Inverse Linear Problems on a Hilbert Space and Their Krylov Solvability
This book presents a thorough discussion of the theory of abstract inverse linear problems on Hilbert space. Given an unknown vector f in a Hilbert space H, a linear operator A acting on H, and a vector g in H satisfying Af=g, one is interested in approximating f by finite linear combinations of g, Ag, A2g, A3g, The closed subspace generated by the latter vectors is called the Krylov subspace of H generated by g and A. The possibility of solving this inverse problem by means of projection methods on the Krylov subspace is the main focus of this text.
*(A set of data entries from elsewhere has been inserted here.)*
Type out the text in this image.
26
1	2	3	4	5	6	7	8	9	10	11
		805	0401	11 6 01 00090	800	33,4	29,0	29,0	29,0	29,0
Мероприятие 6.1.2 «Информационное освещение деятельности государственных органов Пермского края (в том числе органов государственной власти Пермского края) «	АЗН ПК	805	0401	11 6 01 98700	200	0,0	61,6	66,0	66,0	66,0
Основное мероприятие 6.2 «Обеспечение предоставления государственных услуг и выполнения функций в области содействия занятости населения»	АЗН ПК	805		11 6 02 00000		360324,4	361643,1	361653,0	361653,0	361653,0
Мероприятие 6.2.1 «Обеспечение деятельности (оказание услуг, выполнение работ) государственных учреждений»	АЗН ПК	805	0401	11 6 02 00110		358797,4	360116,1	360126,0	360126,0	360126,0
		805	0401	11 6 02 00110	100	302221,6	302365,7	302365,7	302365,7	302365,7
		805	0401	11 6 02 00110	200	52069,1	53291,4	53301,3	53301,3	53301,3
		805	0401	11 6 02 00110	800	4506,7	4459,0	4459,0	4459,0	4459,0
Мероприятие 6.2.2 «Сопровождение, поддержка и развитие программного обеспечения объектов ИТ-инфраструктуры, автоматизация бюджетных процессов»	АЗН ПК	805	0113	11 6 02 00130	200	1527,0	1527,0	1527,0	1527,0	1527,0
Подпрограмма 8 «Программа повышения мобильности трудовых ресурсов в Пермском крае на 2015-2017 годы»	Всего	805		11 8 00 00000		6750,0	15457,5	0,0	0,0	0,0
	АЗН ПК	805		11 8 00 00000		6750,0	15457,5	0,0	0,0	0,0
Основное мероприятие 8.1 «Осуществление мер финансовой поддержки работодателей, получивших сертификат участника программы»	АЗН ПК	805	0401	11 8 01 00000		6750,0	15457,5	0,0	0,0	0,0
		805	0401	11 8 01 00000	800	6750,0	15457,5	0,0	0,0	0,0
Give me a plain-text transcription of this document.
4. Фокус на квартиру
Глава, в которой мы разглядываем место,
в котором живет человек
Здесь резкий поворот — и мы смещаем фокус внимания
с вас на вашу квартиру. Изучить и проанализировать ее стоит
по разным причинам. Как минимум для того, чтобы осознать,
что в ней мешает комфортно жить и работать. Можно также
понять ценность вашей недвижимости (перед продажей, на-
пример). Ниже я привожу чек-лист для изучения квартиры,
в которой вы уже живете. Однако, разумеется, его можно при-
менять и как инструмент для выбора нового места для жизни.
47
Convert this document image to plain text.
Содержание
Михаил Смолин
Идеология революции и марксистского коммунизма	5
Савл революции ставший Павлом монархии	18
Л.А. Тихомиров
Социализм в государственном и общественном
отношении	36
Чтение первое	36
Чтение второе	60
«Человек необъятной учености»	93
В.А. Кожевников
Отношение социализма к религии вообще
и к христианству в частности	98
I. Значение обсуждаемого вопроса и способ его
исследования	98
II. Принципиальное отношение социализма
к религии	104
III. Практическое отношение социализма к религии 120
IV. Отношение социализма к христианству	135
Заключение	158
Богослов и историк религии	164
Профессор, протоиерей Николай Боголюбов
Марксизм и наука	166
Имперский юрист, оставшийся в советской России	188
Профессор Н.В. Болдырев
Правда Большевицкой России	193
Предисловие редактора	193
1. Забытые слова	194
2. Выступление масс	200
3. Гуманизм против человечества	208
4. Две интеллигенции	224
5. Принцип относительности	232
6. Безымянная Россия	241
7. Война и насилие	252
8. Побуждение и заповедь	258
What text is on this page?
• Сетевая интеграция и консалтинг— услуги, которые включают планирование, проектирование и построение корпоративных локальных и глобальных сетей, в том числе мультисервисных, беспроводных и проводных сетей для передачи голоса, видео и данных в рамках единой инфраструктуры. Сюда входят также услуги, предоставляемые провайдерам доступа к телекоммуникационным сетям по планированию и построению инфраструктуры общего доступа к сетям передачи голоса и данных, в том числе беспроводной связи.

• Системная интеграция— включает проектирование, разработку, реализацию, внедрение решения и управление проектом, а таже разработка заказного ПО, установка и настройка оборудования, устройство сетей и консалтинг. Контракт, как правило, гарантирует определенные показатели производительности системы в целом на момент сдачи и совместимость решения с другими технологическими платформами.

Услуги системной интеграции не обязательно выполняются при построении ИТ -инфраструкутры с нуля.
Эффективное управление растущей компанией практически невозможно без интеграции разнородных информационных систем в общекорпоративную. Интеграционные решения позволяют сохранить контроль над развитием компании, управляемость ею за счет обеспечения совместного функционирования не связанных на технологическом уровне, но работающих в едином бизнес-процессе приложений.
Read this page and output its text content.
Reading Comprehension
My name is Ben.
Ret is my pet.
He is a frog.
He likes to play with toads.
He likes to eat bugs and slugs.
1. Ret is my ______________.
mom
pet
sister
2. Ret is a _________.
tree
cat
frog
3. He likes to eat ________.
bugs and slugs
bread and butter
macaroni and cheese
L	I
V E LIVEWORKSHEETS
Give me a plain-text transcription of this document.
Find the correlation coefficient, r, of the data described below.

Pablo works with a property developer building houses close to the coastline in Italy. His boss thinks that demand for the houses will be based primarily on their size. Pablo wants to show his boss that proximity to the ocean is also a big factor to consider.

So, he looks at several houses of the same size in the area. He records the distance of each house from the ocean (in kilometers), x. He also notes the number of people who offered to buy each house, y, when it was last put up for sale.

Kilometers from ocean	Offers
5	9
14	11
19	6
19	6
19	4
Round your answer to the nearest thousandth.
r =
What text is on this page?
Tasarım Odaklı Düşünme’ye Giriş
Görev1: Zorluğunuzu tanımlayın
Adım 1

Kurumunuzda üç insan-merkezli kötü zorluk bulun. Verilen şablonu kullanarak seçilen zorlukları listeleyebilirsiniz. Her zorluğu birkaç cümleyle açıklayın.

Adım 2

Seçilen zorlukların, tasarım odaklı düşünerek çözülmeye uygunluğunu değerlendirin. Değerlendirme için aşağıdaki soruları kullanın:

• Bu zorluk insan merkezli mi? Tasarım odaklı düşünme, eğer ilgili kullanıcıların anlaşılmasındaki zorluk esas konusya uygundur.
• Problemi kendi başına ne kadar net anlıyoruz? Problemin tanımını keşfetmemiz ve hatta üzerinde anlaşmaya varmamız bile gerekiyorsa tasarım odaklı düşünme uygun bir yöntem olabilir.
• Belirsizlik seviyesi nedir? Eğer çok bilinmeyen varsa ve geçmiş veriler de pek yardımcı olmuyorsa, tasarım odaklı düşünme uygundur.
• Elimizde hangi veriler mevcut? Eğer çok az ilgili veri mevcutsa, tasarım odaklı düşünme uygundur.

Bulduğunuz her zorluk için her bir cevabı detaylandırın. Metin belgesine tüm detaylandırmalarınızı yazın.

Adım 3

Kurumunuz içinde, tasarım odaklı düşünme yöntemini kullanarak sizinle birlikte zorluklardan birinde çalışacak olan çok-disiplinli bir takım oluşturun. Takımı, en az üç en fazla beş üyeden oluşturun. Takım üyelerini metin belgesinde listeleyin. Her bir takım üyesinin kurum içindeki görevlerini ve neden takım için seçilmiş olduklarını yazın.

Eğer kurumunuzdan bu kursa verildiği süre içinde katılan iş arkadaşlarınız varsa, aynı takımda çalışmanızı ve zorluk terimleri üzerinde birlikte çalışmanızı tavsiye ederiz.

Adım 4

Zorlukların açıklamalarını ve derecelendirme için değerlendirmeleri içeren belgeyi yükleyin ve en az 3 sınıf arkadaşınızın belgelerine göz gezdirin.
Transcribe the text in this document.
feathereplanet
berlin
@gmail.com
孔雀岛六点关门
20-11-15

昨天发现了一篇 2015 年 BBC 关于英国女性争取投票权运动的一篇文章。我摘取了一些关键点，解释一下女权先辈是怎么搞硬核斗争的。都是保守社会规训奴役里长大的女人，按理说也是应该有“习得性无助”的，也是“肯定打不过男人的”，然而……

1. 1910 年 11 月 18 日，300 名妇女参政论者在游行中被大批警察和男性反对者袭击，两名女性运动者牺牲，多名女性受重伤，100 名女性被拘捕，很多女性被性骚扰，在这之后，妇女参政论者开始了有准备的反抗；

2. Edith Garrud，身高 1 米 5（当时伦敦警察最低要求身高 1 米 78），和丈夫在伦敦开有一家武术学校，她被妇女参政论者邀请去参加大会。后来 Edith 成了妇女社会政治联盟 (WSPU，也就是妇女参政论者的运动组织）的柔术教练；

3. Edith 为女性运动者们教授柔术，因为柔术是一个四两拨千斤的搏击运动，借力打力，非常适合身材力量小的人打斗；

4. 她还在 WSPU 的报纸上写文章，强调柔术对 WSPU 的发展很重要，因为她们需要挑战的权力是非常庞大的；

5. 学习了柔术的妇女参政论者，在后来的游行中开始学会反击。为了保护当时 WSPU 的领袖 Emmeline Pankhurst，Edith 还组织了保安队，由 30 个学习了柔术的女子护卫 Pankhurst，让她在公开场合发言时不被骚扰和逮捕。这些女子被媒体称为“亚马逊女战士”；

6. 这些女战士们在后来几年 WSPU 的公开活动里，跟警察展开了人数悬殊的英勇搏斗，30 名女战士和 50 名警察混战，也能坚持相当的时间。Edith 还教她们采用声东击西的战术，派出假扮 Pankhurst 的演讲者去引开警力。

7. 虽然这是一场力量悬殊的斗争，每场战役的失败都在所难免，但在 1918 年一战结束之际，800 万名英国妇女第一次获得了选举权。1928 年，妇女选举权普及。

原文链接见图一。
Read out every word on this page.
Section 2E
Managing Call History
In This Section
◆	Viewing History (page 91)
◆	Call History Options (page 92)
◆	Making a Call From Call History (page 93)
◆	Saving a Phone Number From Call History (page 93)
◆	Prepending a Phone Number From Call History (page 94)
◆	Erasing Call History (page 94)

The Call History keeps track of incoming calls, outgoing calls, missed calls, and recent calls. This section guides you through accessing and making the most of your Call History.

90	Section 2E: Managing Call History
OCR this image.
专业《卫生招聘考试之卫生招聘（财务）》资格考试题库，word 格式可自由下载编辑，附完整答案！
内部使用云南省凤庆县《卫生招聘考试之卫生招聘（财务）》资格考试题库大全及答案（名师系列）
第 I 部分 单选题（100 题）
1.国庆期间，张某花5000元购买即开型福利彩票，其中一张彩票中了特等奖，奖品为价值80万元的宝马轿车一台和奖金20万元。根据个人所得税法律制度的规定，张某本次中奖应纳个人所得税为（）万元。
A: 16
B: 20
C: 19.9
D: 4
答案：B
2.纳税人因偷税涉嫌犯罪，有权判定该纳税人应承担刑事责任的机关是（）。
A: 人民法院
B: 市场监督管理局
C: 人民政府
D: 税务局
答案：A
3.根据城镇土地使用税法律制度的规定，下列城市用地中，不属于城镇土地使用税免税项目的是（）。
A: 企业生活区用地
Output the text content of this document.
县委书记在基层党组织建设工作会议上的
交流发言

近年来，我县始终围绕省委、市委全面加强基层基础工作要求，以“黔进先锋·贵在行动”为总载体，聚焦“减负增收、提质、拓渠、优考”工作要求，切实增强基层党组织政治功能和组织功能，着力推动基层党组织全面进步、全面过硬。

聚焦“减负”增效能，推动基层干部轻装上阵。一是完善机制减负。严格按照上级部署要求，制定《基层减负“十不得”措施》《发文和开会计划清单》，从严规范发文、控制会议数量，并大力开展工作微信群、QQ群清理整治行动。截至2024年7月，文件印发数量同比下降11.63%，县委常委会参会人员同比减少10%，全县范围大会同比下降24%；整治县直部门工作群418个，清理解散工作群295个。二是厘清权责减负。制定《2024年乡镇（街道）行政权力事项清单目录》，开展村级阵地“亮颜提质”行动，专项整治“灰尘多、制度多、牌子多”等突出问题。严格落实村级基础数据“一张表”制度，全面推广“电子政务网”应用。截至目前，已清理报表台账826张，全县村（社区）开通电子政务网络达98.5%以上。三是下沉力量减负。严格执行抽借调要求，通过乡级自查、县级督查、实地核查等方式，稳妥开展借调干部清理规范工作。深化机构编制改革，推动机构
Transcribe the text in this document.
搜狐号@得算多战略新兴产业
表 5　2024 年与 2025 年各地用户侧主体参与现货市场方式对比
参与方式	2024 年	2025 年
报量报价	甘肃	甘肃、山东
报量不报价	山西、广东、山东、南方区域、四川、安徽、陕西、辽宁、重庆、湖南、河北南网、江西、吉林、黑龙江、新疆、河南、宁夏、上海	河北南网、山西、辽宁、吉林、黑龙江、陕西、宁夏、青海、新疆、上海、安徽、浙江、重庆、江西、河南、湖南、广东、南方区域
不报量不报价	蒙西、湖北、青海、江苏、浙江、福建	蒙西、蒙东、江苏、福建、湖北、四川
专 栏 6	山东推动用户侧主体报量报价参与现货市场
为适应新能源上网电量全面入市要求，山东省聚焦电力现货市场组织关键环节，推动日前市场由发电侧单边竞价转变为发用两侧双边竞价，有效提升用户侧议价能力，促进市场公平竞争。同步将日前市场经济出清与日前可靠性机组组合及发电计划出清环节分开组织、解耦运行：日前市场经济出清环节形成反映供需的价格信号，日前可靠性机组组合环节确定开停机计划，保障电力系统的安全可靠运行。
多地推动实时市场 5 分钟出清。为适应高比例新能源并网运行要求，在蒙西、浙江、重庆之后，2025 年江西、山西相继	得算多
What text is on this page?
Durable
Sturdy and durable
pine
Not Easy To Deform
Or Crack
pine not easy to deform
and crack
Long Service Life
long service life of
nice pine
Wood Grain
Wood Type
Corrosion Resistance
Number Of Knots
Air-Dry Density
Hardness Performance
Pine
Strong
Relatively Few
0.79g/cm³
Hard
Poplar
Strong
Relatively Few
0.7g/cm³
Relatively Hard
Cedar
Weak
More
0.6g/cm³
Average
After giving a broad introduction to the subject, examples and counterexamples of Krylov-solvable and non-solvable inverse problems are provided, together with results on uniqueness of solutions, classes of operators inducing Krylov-solvable inverse problems, and the behaviour of Krylov subspaces under small perturbations. An appendix collects material on weaker convergence phenomena in general projection methods. This subject of this book lies at the boundary of functional analysis/operator theory and numerical analysis/approximation theory and will be of interest to graduate students and researchers in any of these fields.
Inverse Linear Problems on Hilbert Space and their Krylov Solvability
This book presents a thorough discussion of the theory of abstract inverse linear problems on Hilbert space. Given an unknown vector f in a Hilbert space H, a linear operator A acting on H, and a vector g in H satisfying Af=g, one is interested in approximating f by finite linear combinations of g, Ag, A2g, A3g, ... The closed subspace generated by the latter vectors is called the Krylov subspace of H generated by g and A. The possibility of solving this inverse problem by means of projection methods on the Krylov subspace is the main focus of this text. After giving a broad introduction to the subject, examples and counterexamples of Krylov-solvable and non-solvable inverse problems are provided, together with results on uniqueness of solutions, classes of operators inducing Krylov-solvable inverse problems, and the behaviour of Krylov subspaces under small perturbations. An appendix collects material on weaker convergence phenomena in general projection methods. This subject of this book lies at the boundary of functional analysis/operator theory and numerical analysis/approximation theory and will be of interest to graduate students and researchers in any of these fields.
Singularities, Asymptotics, and Limiting Models
This present book collects a distinguished selection of contributions by scholars who participated as speakers or as visiting scientists in the intensive programme Puglia Summer Trimester 2023 took place in Bari, Italy, from April to July 2023, and also includes contributions by further scholars who are expert in related fields. The programme was structured around a series of main meetings, including a general conference and a summer school, supplemented by the local presence and activities of an amount of visiting scientists. Additionally, efforts were made to disseminate and popularise mathematics among schools and the general public, with the aim of extending the programme's impact beyond the immediate academic sphere. Each chapter, in the form of retrospective reviews, overviews on recent developments, announcements and comments of new results, as well as outlooks on future perspectives, represents some of the main scientific instances of the trimester in Bari. The trimester was actually focussed on a spectrum of mathematical problems, directly stemming or inspired from a variety of physical domains, involving singular modelling, asymptotic and emergent phenomena, singular interactions, non-trivial limit effects. Natural backgrounds are quantum physics, cold atom physics, soft matter physics, with methods and tools, suitably adapted to such singular settings, spanning across operator and spectral theory, functional analysis, probability, differential geometry, partial differential equations, and numerical analysis.